Part II addresses four novels, Dans le ciel, Un Gentilhomme -- both published after the death of Mirbeau -- Le Jardin des supplices, and Journal d'une femme de chambre. Dans le ciel (1893) discusses the inability of the artist to bring a creative project to fruition and ends with one of the main characters, inspired by Monet, cutting his own hand in despair. Ziegler looks at Mirbeau's idea that an image can never be adequately communicated. Ziegler then studies Un Gentilhomme (1920) an unfinished work inspired by Tolstoy's War and Peace. The subject of the story is the artwork's incompleteness. The main character Varnat, is a poor artist who becomes the secretary of an aristocrat in order to survive much the same way Mirbeau did when he was himself a younger man. Ziegler continues in this chapter his in-depth study of Mirbeau's characters and describes Varnat as Mirbeau's first ancillary character who discovers his employer's perversions and misdeeds. Un Gentilhomme clarifies the central idea of Mirbeau's philosophy, that the human subject is very complex and the only way to describe it is to portray him in a texte inachevé. According to Mirbeau, excrement and literature should be valued as fertilizer that brings a new beginning. For the anarchist Mirbeau, destruction is never a conclusion; on the contrary, it can be the impetus for a new beginning. This idea of life emerging from death is present in Mirbeau's next novel, Le Jardin des supplices (1899). In this novel, the torture represents the anarchist's purification of a rotten society. In his study of Le Journal d'une femme de chambre (1900) Ziegler concentrates on the idea of the demystification of institutions. He also looks at Mirbeau's distaste for and criticism of Naturalism. Ziegler does point out that Mirbeau, despite his rejection of the movement of Naturalism, admired Zola as a political figure. In his discussion of Célestine, Zeigler is interested in the idea that the maid is not a finished character but an accumulation of different personas.

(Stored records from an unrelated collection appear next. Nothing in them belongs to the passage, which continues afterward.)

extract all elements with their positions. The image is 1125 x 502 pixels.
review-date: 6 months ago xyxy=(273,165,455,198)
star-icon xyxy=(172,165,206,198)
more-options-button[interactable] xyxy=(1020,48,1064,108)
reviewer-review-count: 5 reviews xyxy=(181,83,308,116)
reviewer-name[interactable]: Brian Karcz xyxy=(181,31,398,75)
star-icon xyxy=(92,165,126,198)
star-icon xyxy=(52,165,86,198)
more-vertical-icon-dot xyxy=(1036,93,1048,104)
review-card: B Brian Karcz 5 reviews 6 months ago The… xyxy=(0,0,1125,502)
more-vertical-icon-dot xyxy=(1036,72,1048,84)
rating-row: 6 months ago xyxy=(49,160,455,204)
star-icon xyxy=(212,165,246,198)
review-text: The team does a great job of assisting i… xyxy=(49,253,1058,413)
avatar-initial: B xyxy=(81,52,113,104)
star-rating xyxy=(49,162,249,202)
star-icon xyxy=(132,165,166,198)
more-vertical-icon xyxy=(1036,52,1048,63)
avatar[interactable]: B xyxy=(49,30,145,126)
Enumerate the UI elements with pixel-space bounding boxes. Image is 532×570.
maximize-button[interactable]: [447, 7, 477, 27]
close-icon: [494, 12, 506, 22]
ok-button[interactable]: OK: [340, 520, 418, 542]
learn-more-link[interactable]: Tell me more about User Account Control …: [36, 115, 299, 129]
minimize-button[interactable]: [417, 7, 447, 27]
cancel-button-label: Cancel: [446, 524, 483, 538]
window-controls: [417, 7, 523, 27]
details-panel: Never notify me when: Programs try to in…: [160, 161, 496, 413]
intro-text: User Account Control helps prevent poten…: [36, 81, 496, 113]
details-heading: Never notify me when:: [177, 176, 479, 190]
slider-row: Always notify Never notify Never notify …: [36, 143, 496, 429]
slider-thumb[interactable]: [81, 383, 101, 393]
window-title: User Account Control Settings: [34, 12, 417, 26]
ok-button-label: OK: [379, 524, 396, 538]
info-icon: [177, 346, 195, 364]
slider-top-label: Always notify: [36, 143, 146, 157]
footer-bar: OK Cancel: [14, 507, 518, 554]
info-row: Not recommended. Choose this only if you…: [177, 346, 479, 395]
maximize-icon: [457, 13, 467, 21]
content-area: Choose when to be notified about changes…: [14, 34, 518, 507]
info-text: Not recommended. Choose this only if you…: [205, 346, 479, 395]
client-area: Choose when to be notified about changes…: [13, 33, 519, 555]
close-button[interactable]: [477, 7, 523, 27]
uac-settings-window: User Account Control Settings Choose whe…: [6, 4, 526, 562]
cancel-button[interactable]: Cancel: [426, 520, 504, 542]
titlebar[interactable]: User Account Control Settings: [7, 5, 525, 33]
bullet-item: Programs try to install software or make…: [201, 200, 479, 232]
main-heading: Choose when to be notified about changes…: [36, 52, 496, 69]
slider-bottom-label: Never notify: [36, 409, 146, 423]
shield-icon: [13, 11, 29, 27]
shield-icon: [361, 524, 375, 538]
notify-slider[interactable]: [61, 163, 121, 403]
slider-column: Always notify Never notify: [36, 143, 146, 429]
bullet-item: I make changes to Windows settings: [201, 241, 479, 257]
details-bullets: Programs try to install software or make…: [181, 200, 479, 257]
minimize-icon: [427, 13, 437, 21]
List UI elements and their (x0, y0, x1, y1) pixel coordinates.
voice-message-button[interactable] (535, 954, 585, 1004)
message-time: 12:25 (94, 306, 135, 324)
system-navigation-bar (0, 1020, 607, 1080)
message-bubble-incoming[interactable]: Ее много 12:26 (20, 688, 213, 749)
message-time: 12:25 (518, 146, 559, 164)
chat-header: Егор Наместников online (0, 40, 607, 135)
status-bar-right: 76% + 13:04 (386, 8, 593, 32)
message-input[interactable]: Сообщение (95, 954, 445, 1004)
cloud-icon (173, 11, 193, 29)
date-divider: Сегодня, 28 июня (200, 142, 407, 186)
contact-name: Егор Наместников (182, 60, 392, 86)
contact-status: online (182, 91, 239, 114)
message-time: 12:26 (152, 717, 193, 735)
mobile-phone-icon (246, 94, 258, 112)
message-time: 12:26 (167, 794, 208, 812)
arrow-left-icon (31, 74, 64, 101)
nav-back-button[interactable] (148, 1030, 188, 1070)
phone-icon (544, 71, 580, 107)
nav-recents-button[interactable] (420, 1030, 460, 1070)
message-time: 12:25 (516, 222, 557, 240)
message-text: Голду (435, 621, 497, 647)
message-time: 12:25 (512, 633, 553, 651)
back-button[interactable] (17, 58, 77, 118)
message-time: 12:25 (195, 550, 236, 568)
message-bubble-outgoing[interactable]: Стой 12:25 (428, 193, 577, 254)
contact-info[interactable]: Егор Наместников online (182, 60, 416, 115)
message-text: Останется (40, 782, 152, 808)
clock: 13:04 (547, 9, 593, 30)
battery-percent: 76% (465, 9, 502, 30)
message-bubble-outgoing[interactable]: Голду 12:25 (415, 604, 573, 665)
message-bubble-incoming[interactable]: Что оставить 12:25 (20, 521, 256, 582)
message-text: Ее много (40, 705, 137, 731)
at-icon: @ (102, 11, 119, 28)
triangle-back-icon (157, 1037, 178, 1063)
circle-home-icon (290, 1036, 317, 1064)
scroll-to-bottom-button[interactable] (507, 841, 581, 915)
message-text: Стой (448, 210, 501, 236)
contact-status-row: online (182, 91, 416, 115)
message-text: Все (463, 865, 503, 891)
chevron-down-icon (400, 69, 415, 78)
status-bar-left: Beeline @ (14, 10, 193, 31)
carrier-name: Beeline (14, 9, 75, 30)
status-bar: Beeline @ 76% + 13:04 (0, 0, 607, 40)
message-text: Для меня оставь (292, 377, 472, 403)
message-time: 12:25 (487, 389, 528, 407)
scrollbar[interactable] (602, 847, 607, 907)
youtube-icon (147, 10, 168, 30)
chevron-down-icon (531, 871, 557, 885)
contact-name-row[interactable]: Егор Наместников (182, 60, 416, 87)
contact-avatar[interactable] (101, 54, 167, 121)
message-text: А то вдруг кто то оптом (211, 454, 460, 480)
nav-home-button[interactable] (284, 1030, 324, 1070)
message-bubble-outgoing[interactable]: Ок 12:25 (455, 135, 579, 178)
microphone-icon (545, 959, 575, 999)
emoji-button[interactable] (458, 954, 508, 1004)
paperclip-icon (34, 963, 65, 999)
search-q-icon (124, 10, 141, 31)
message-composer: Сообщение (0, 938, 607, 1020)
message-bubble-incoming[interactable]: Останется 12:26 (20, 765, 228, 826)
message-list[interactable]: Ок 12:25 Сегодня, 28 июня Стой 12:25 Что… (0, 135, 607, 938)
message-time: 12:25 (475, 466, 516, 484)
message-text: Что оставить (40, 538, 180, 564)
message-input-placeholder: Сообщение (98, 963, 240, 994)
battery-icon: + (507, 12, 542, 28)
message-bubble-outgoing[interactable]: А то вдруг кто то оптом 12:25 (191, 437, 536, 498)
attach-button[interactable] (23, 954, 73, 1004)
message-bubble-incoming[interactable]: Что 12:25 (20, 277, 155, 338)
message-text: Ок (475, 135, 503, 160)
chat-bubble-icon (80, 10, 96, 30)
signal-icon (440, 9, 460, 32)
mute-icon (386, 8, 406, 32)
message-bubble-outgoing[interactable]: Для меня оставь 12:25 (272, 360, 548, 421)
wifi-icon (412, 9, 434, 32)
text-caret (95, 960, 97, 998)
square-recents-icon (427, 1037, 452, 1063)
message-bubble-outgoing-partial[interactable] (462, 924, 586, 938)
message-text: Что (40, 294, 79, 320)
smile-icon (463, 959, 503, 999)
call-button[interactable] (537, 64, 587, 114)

In the last part of his essay Ziegler studies Mirbeau's last novels, Les 21 jours d'un neurasthénique, La 628-E8, and Dingo. The critic explains that by 1901, Mirbeau was a very rich and famous writer in France. In Les 21 jours d'un neurasthénique, published the same year, Mirbeau starts to subordinate his story's message to the dynamics of its relation. This idea is present in his two last novels, La 628-E8 (1907) and Dingo (1913). La 628-E8 is centered on the narrator's automobile. In this more scientific text, Mirbeau abandons characters and plot, and examines scientific topics such as density and velocity. When he wrote his last novel, Dingo, Mirbeau was sick and needed the help of a secretary to finish it. This novel evokes a dog, a wild creature whose only preoccupations are to kill and to feed. As in his previous novel about cars, Ziegler explains that this novel shows the disappearance of the narrator and the emergence of a non-human protagonist. The critic cleverly connects this vanishing of the narrator to Mirbeau's declining health and approaching death.

According to Ziegler, Mirbeau can be viewed as a writer ahead of his time in particular regarding his ideas on pollution and ecology. The Nothing Machine: The Fiction of Octave Mirbeau is a well-developed and comprehensive psychoanalytical study of Mirbeau's novels. Ziegler aims to bring to the reader a better understanding of the main idea present in Mirbeau's works which is that there is a fecundity to be found in death and that the waste should not be wasted.